Un museo pensado para todos
Una de las virtudes más notables del nuevo museo es su compromiso con la inclusión. Las salas están equipadas con estaciones audio táctiles, textos en braille, réplicas accesibles al tacto y recursos que buscan fomentar la empatía hacia las personas con discapacidad visual. Como explica la curadora, “este mundo está más diseñado para la gente normativa. Intentamos colocar al público en los zapatos de alguien más”.
Esta visión incluyente no sólo se limita a la accesibilidad física, sino que también llega a la forma en que se narra la historia: desde la cosmovisión maya hasta el impacto del mundo colonial, desde los silencios impuestos por la conquista hasta las voces feministas del siglo XX que resonaron en este mismo edificio.
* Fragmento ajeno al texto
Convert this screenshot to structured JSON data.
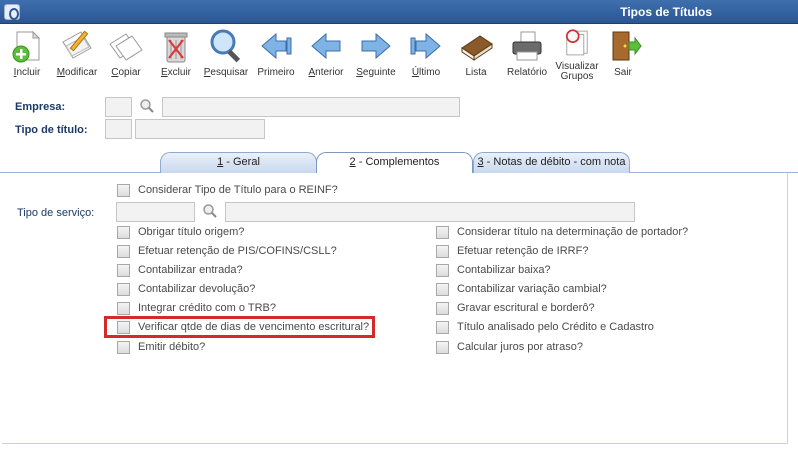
{
  "window": {
    "title": "Tipos de Títulos"
  },
  "toolbar": {
    "buttons": [
      {
        "label": "Incluir",
        "icon": "add-document-icon"
      },
      {
        "label": "Modificar",
        "icon": "edit-document-icon"
      },
      {
        "label": "Copiar",
        "icon": "copy-document-icon"
      },
      {
        "label": "Excluir",
        "icon": "trash-icon"
      },
      {
        "label": "Pesquisar",
        "icon": "magnifier-icon"
      },
      {
        "label": "Primeiro",
        "icon": "first-arrow-icon"
      },
      {
        "label": "Anterior",
        "icon": "previous-arrow-icon"
      },
      {
        "label": "Seguinte",
        "icon": "next-arrow-icon"
      },
      {
        "label": "Último",
        "icon": "last-arrow-icon"
      },
      {
        "label": "Lista",
        "icon": "book-icon"
      },
      {
        "label": "Relatório",
        "icon": "printer-icon"
      },
      {
        "label": "Visualizar\nGrupos",
        "icon": "view-groups-icon"
      },
      {
        "label": "Sair",
        "icon": "exit-door-icon"
      }
    ]
  },
  "header": {
    "empresa_label": "Empresa:",
    "tipo_titulo_label": "Tipo de título:"
  },
  "tabs": [
    {
      "num": "1",
      "label": " - Geral"
    },
    {
      "num": "2",
      "label": " - Complementos"
    },
    {
      "num": "3",
      "label": " - Notas de débito - com nota"
    }
  ],
  "complementos": {
    "reinf_label": "Considerar Tipo de Título para o REINF?",
    "tipo_servico_label": "Tipo de serviço:",
    "left_checks": [
      "Obrigar título origem?",
      "Efetuar retenção de PIS/COFINS/CSLL?",
      "Contabilizar entrada?",
      "Contabilizar devolução?",
      "Integrar crédito com o TRB?",
      "Verificar qtde de dias de vencimento escritural?",
      "Emitir débito?"
    ],
    "right_checks": [
      "Considerar título na determinação de portador?",
      "Efetuar retenção de IRRF?",
      "Contabilizar baixa?",
      "Contabilizar variação cambial?",
      "Gravar escritural e borderô?",
      "Título analisado pelo Crédito e Cadastro",
      "Calcular juros por atraso?"
    ]
  },
  "colors": {
    "titlebar": "#2b5693",
    "label_blue": "#1b3a66",
    "highlight_red": "#d42a2a"
  }
}
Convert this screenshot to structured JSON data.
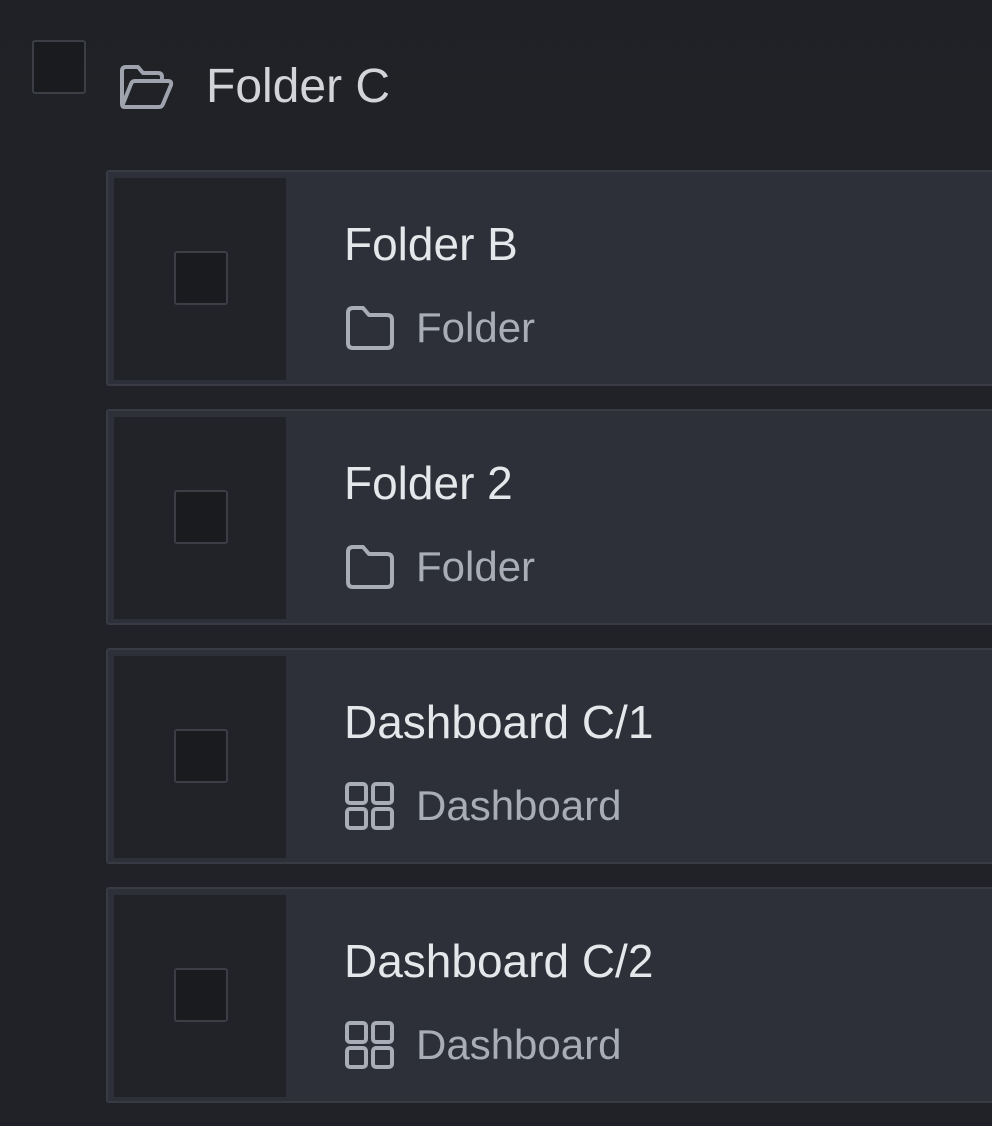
{
  "header": {
    "title": "Folder C",
    "icon": "folder-open-icon"
  },
  "items": [
    {
      "title": "Folder B",
      "type": "Folder",
      "icon": "folder-icon"
    },
    {
      "title": "Folder 2",
      "type": "Folder",
      "icon": "folder-icon"
    },
    {
      "title": "Dashboard C/1",
      "type": "Dashboard",
      "icon": "dashboard-icon"
    },
    {
      "title": "Dashboard C/2",
      "type": "Dashboard",
      "icon": "dashboard-icon"
    }
  ],
  "colors": {
    "background": "#202227",
    "row": "#2d3038",
    "text_primary": "#e5e7eb",
    "text_secondary": "#a8adb8"
  }
}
Un pasado con muchas capas
Durante la segunda parte del recorrido y entrevista, el historiador y divulgador Patricio Rivas nos sumergió en una etapa más reciente —aunque no menos impactante— de la historia, ofreciendo un relato vibrante que enriqueció la entrevista y conectó el pasado. El Ateneo Peninsular fue escenario de múltiples batallas ideológicas: fue apropiado por los constitucionalistas en tiempos de Felipe Carrillo Puerto, quien buscó marcar el inicio de una nueva era socialista y progresista. No es casualidad que el corredor principal se llame hoy Paseo de la Revolución.
Aquí también nació la segunda Liga Feminista de América Latina. Desde las aulas de Rita Cetina hasta los discursos de Elvia Carrillo Puerto y Rosa Torre —primeras diputadas y presidentas municipales del país—, este espacio guarda una memoria feminista que sigue viva, aunque pocas veces visibilizada.

Una ciudad dentro de otra
El museo, aún en crecimiento, revela que Mérida no sólo fue construida sobre la piedra de antiguas pirámides mayas, sino también sobre las capas superpuestas de luchas sociales, proyectos de nación y vidas cotidianas. “Todo este edificio está hecho con piedras que alguna vez fueron sagradas para los mayas”, dice Rivas. “Cuando caminamos por aquí, en realidad caminamos sobre las huellas de miles de años de historia”.
Próximamente se espera la habilitación de otras salas. La apertura oficial del museo ocurrió el 26 de abril, pero sus posibilidades apenas comienzan a desplegarse. Actualmente, abre sus puertas de martes a domingo, en un horario de 10:00 a 14:00 horas, y la entrada es gratuita mediante un sencillo registro previo en el sitio.

Un museo en movimiento
Como la historia que resguarda, el museo mismo está en constante transformación. No sólo documenta el pasado, sino que lo revive con sensibilidad y rigor. El Museo del Tren Maya no es un punto de llegada, sino una estación de tránsito hacia una conversación más profunda sobre nuestro pasado y futuro. Un espacio donde la arqueología, la historia y la memoria se encuentran con la inclusión, la divulgación y la emoción de redescubrir lo que alguna vez fuimos, y aún somos.